Slate’s Matthew Yglesias makes the point about zoning in reference to Lowrey’s article. Lowrey illustrates her story with a 54-year-old nanny facing skyrocketing rents in Columbia Heights, a neighborhood of Washington, D.C., that was predominantly low-income just a decade ago and is now heavily gentrified. Yglesias writes:

[T]here are two questions unanswered … With demand surging, why doesn’t construction surge enough to keep vacancy rates roughly stable. The other: If builders are always aiming at that high end, why are they building in Columbia Heights rather than in the traditionally fancier and more expensive neighborhoods west of Rock Creek Park.

The answers are “zoning” and “zoning.” …

[Y]ou have a twofold limitation on supply. On the one hand, the total number of new units is capped so people only want to build luxury. On the other hand, new construction in the fancy neighborhoods is absolutely prohibited.

For example, you might walk up Connecticut Avenue just west of Rock Creek Park in D.C.’s tony Cleveland Park neighborhood and think it is fully built up because there are no empty lots. But why are all the buildings merely six or 10 stories tall? Why not 40, when the prices indicate that the demand is there? This is why D.C. must eliminate its building height restriction. But it’s also a matter of local zoning ordinances. The side streets in Cleveland Park are dominated by low-density single-family homes.
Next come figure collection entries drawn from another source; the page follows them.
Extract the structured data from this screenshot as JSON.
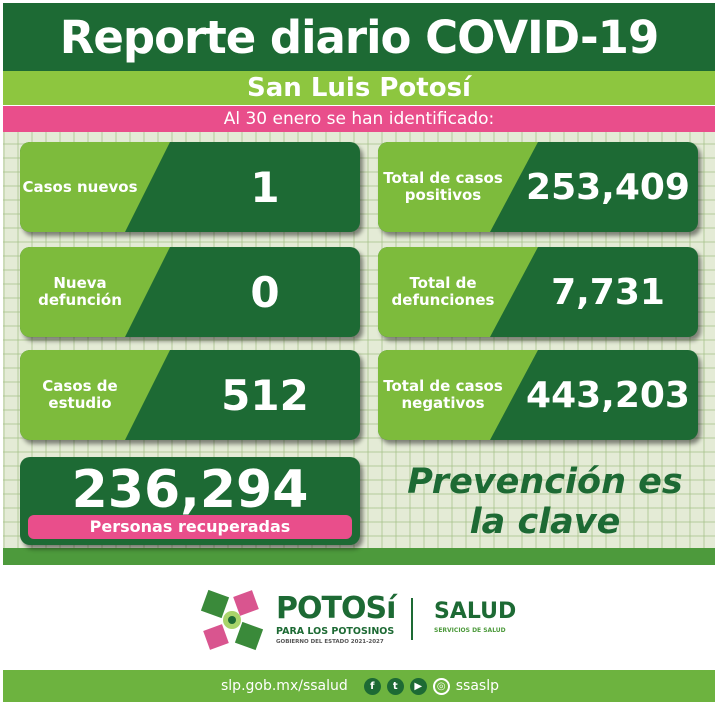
{
  "header": {
    "title": "Reporte diario COVID-19",
    "state": "San Luis Potosí",
    "date_line": "Al 30 enero se han identificado:"
  },
  "cards": {
    "casos_nuevos": {
      "label": "Casos nuevos",
      "value": "1"
    },
    "total_positivos": {
      "label": "Total de casos positivos",
      "value": "253,409"
    },
    "nueva_defuncion": {
      "label": "Nueva defunción",
      "value": "0"
    },
    "total_defunciones": {
      "label": "Total de defunciones",
      "value": "7,731"
    },
    "casos_estudio": {
      "label": "Casos de estudio",
      "value": "512"
    },
    "total_negativos": {
      "label": "Total de casos negativos",
      "value": "443,203"
    },
    "recuperadas": {
      "value": "236,294",
      "label": "Personas recuperadas"
    }
  },
  "slogan": "Prevención es la clave",
  "logos": {
    "potosi": "POTOSí",
    "potosi_sub": "PARA LOS POTOSINOS",
    "potosi_gov": "GOBIERNO DEL ESTADO 2021-2027",
    "salud": "SALUD",
    "salud_sub": "SERVICIOS DE SALUD"
  },
  "footer": {
    "url": "slp.gob.mx/ssalud",
    "handle": "ssaslp",
    "icons": [
      "facebook-icon",
      "twitter-icon",
      "youtube-icon",
      "instagram-icon"
    ]
  },
  "colors": {
    "dark_green": "#1d6a34",
    "light_green": "#8dc63f",
    "pink": "#e94e8b"
  }
}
If the market could support replacing them with apartment buildings, why shouldn’t developers be allowed to do that? D.C.’s density is only about one-third that of New York’s, and its population is only about three-quarters as high as its peak 50 years ago. So clearly there is room for more development, as there is in other expensive cities such as San Francisco and Boston.
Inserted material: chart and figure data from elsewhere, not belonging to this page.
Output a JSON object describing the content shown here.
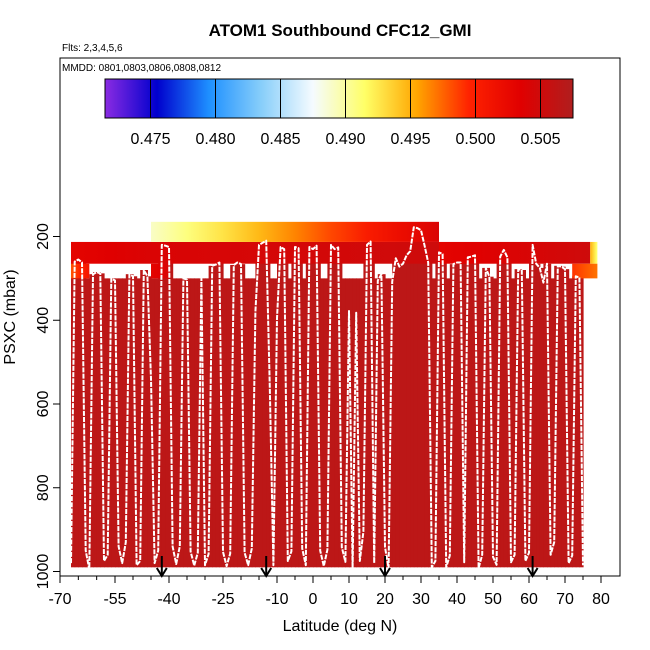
{
  "chart_data": {
    "type": "heatmap",
    "title": "ATOM1 Southbound CFC12_GMI",
    "flights_note": "Flts: 2,3,4,5,6",
    "dates_note": "MMDD: 0801,0803,0806,0808,0812",
    "xlabel": "Latitude (deg N)",
    "ylabel": "PSXC (mbar)",
    "xlim": [
      -70,
      80
    ],
    "ylim": [
      1000,
      100
    ],
    "x_ticks": [
      -70,
      -55,
      -40,
      -25,
      -10,
      0,
      10,
      20,
      30,
      40,
      50,
      60,
      70,
      80
    ],
    "x_tick_labels": [
      "-70",
      "-55",
      "-40",
      "-25",
      "-10",
      "0",
      "10",
      "20",
      "30",
      "40",
      "50",
      "60",
      "70",
      "80"
    ],
    "y_ticks": [
      200,
      400,
      600,
      800,
      1000
    ],
    "y_tick_labels": [
      "200",
      "400",
      "600",
      "800",
      "1000"
    ],
    "colorbar": {
      "range": [
        0.4715,
        0.5075
      ],
      "ticks": [
        0.475,
        0.48,
        0.485,
        0.49,
        0.495,
        0.5,
        0.505
      ],
      "tick_labels": [
        "0.475",
        "0.480",
        "0.485",
        "0.490",
        "0.495",
        "0.500",
        "0.505"
      ],
      "colors": [
        "#8a2be2",
        "#0000cd",
        "#1e90ff",
        "#87cefa",
        "#f5fbff",
        "#ffff66",
        "#ffa500",
        "#ff2200",
        "#e00000",
        "#b01e1e"
      ]
    },
    "background_value": 0.5065,
    "upper_bands": [
      {
        "x0": -67,
        "x1": -45,
        "p_top": 213,
        "p_bot": 265,
        "v0": 0.503,
        "v1": 0.504
      },
      {
        "x0": -45,
        "x1": 35,
        "p_top": 213,
        "p_bot": 265,
        "v0": 0.504,
        "v1": 0.505
      },
      {
        "x0": 35,
        "x1": 77,
        "p_top": 213,
        "p_bot": 265,
        "v0": 0.503,
        "v1": 0.505
      },
      {
        "x0": 77,
        "x1": 79,
        "p_top": 213,
        "p_bot": 265,
        "v0": 0.495,
        "v1": 0.491
      },
      {
        "x0": -45,
        "x1": 35,
        "p_top": 165,
        "p_bot": 213,
        "v0": 0.489,
        "v1": 0.504
      },
      {
        "x0": -67,
        "x1": -62,
        "p_top": 265,
        "p_bot": 300,
        "v0": 0.498,
        "v1": 0.501
      },
      {
        "x0": 72,
        "x1": 79,
        "p_top": 265,
        "p_bot": 300,
        "v0": 0.499,
        "v1": 0.497
      },
      {
        "x0": -45,
        "x1": -40,
        "p_top": 265,
        "p_bot": 300,
        "v0": 0.503,
        "v1": 0.504
      }
    ],
    "track_lat": [
      -67,
      -66,
      -65,
      -64,
      -63,
      -62,
      -61,
      -60,
      -59,
      -58,
      -57,
      -56,
      -55,
      -54,
      -53,
      -52,
      -51,
      -50,
      -49,
      -48,
      -47,
      -46,
      -45,
      -44,
      -43,
      -42,
      -41,
      -40,
      -39,
      -38,
      -37,
      -36,
      -35,
      -34,
      -33,
      -32,
      -31,
      -30,
      -29,
      -28,
      -27,
      -26,
      -25,
      -24,
      -23,
      -22,
      -21,
      -20,
      -19,
      -18,
      -17,
      -16,
      -15,
      -14,
      -13,
      -12,
      -11,
      -10,
      -9,
      -8,
      -7,
      -6,
      -5,
      -4,
      -3,
      -2,
      -1,
      0,
      1,
      2,
      3,
      4,
      5,
      6,
      7,
      8,
      9,
      10,
      11,
      12,
      13,
      14,
      15,
      16,
      17,
      18,
      19,
      20,
      21,
      22,
      23,
      24,
      25,
      26,
      27,
      28,
      29,
      30,
      31,
      32,
      33,
      34,
      35,
      36,
      37,
      38,
      39,
      40,
      41,
      42,
      43,
      44,
      45,
      46,
      47,
      48,
      49,
      50,
      51,
      52,
      53,
      54,
      55,
      56,
      57,
      58,
      59,
      60,
      61,
      62,
      63,
      64,
      65,
      66,
      67,
      68,
      69,
      70,
      71,
      72,
      73,
      74,
      75,
      76,
      77,
      78,
      79
    ],
    "track_psxc": [
      980,
      260,
      255,
      262,
      950,
      995,
      290,
      285,
      288,
      975,
      960,
      300,
      305,
      940,
      980,
      930,
      290,
      295,
      985,
      975,
      280,
      295,
      540,
      980,
      950,
      220,
      222,
      225,
      940,
      982,
      940,
      300,
      303,
      952,
      986,
      955,
      300,
      985,
      958,
      270,
      267,
      262,
      953,
      987,
      957,
      268,
      262,
      266,
      955,
      985,
      945,
      380,
      220,
      215,
      210,
      560,
      985,
      395,
      225,
      230,
      975,
      952,
      225,
      228,
      945,
      985,
      225,
      230,
      222,
      950,
      987,
      948,
      220,
      230,
      226,
      942,
      977,
      378,
      992,
      382,
      975,
      905,
      220,
      212,
      980,
      305,
      290,
      942,
      992,
      308,
      252,
      272,
      265,
      245,
      235,
      178,
      180,
      185,
      222,
      262,
      990,
      975,
      238,
      242,
      990,
      962,
      266,
      262,
      262,
      978,
      250,
      248,
      245,
      992,
      960,
      275,
      296,
      965,
      984,
      248,
      232,
      250,
      978,
      960,
      278,
      280,
      975,
      955,
      220,
      265,
      275,
      310,
      265,
      960,
      930,
      270,
      272,
      278,
      980,
      962,
      295,
      298,
      985
    ],
    "arrows_lat": [
      -42,
      -13,
      20,
      61
    ]
  }
}
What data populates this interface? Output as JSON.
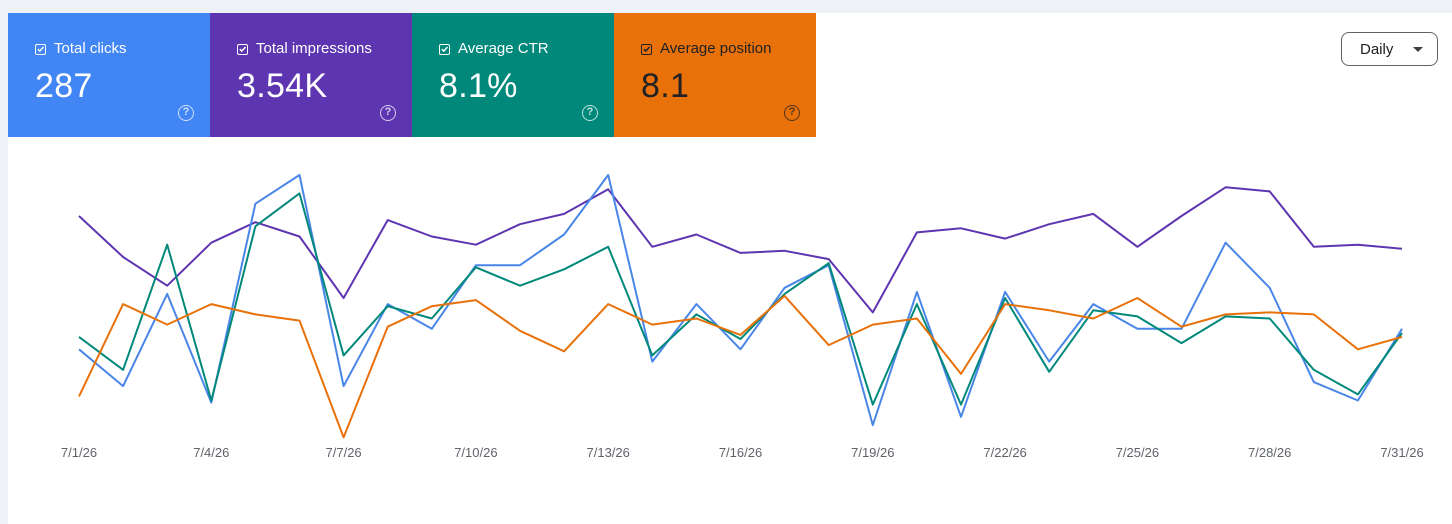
{
  "metrics": [
    {
      "label": "Total clicks",
      "value": "287",
      "color": "#4285f4",
      "text": "light"
    },
    {
      "label": "Total impressions",
      "value": "3.54K",
      "color": "#5e35b1",
      "text": "light"
    },
    {
      "label": "Average CTR",
      "value": "8.1%",
      "color": "#00897b",
      "text": "light"
    },
    {
      "label": "Average position",
      "value": "8.1",
      "color": "#e8710a",
      "text": "dark"
    }
  ],
  "help_glyph": "?",
  "granularity": {
    "selected": "Daily"
  },
  "chart_data": {
    "type": "line",
    "x": [
      "7/1/26",
      "7/2/26",
      "7/3/26",
      "7/4/26",
      "7/5/26",
      "7/6/26",
      "7/7/26",
      "7/8/26",
      "7/9/26",
      "7/10/26",
      "7/11/26",
      "7/12/26",
      "7/13/26",
      "7/14/26",
      "7/15/26",
      "7/16/26",
      "7/17/26",
      "7/18/26",
      "7/19/26",
      "7/20/26",
      "7/21/26",
      "7/22/26",
      "7/23/26",
      "7/24/26",
      "7/25/26",
      "7/26/26",
      "7/27/26",
      "7/28/26",
      "7/29/26",
      "7/30/26",
      "7/31/26"
    ],
    "xticks": [
      "7/1/26",
      "7/4/26",
      "7/7/26",
      "7/10/26",
      "7/13/26",
      "7/16/26",
      "7/19/26",
      "7/22/26",
      "7/25/26",
      "7/28/26",
      "7/31/26"
    ],
    "series": [
      {
        "name": "Total impressions",
        "color": "#5e35b1",
        "values": [
          0.8,
          0.6,
          0.46,
          0.67,
          0.77,
          0.7,
          0.4,
          0.78,
          0.7,
          0.66,
          0.76,
          0.81,
          0.93,
          0.65,
          0.71,
          0.62,
          0.63,
          0.59,
          0.33,
          0.72,
          0.74,
          0.69,
          0.76,
          0.81,
          0.65,
          0.8,
          0.94,
          0.92,
          0.65,
          0.66,
          0.64
        ]
      },
      {
        "name": "Total clicks",
        "color": "#4a86e8",
        "values": [
          0.15,
          -0.03,
          0.42,
          -0.11,
          0.86,
          1.0,
          -0.03,
          0.37,
          0.25,
          0.56,
          0.56,
          0.71,
          1.0,
          0.09,
          0.37,
          0.15,
          0.45,
          0.56,
          -0.22,
          0.43,
          -0.18,
          0.43,
          0.09,
          0.37,
          0.25,
          0.25,
          0.67,
          0.45,
          -0.01,
          -0.1,
          0.25
        ]
      },
      {
        "name": "Average CTR",
        "color": "#00897b",
        "values": [
          0.21,
          0.05,
          0.66,
          -0.1,
          0.75,
          0.91,
          0.12,
          0.36,
          0.3,
          0.55,
          0.46,
          0.54,
          0.65,
          0.12,
          0.32,
          0.2,
          0.42,
          0.57,
          -0.12,
          0.37,
          -0.12,
          0.4,
          0.04,
          0.34,
          0.31,
          0.18,
          0.31,
          0.3,
          0.05,
          -0.07,
          0.23
        ]
      },
      {
        "name": "Average position",
        "color": "#e8710a",
        "values": [
          -0.08,
          0.37,
          0.27,
          0.37,
          0.32,
          0.29,
          -0.28,
          0.26,
          0.36,
          0.39,
          0.24,
          0.14,
          0.37,
          0.27,
          0.3,
          0.22,
          0.41,
          0.17,
          0.27,
          0.3,
          0.03,
          0.37,
          0.34,
          0.3,
          0.4,
          0.26,
          0.32,
          0.33,
          0.32,
          0.15,
          0.21
        ]
      }
    ]
  }
}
At the same time, it makes no sense to assume the market will provide the poor with housing any more than it will provide them with health insurance. It’s true that massive, isolated housing projects have often bred social ills. But as the demand to live in New York’s projects demonstrates, it is better than forcing people to live in homeless shelters or more than an hour’s drive from the city where their jobs and social networks are located. The projects in New York are so destigmatized that developers are going to build market-rate housing right in their footprint. And housing projects no longer all look like vertical prisons. Innovative design can make subsidized housing green, human-scaled, attractive, and integrated into the streetscape.

Since even some conservatives agree with liberals that Section 8 vouchers, which allow low-income renters to find apartments on the market, are both the most efficient means of providing affordable housing and the best approach to encourage economic integration, we should appropriate more money for them.

Too often, after years of neglect, depopulation, crime, and disinvestment, cities have viewed recruiting richer residents as the essence of successful renewal. But a revival of urban America as a whole means that more people, from all walks of life, should be able to live safely, affordably, and comfortably in our cities.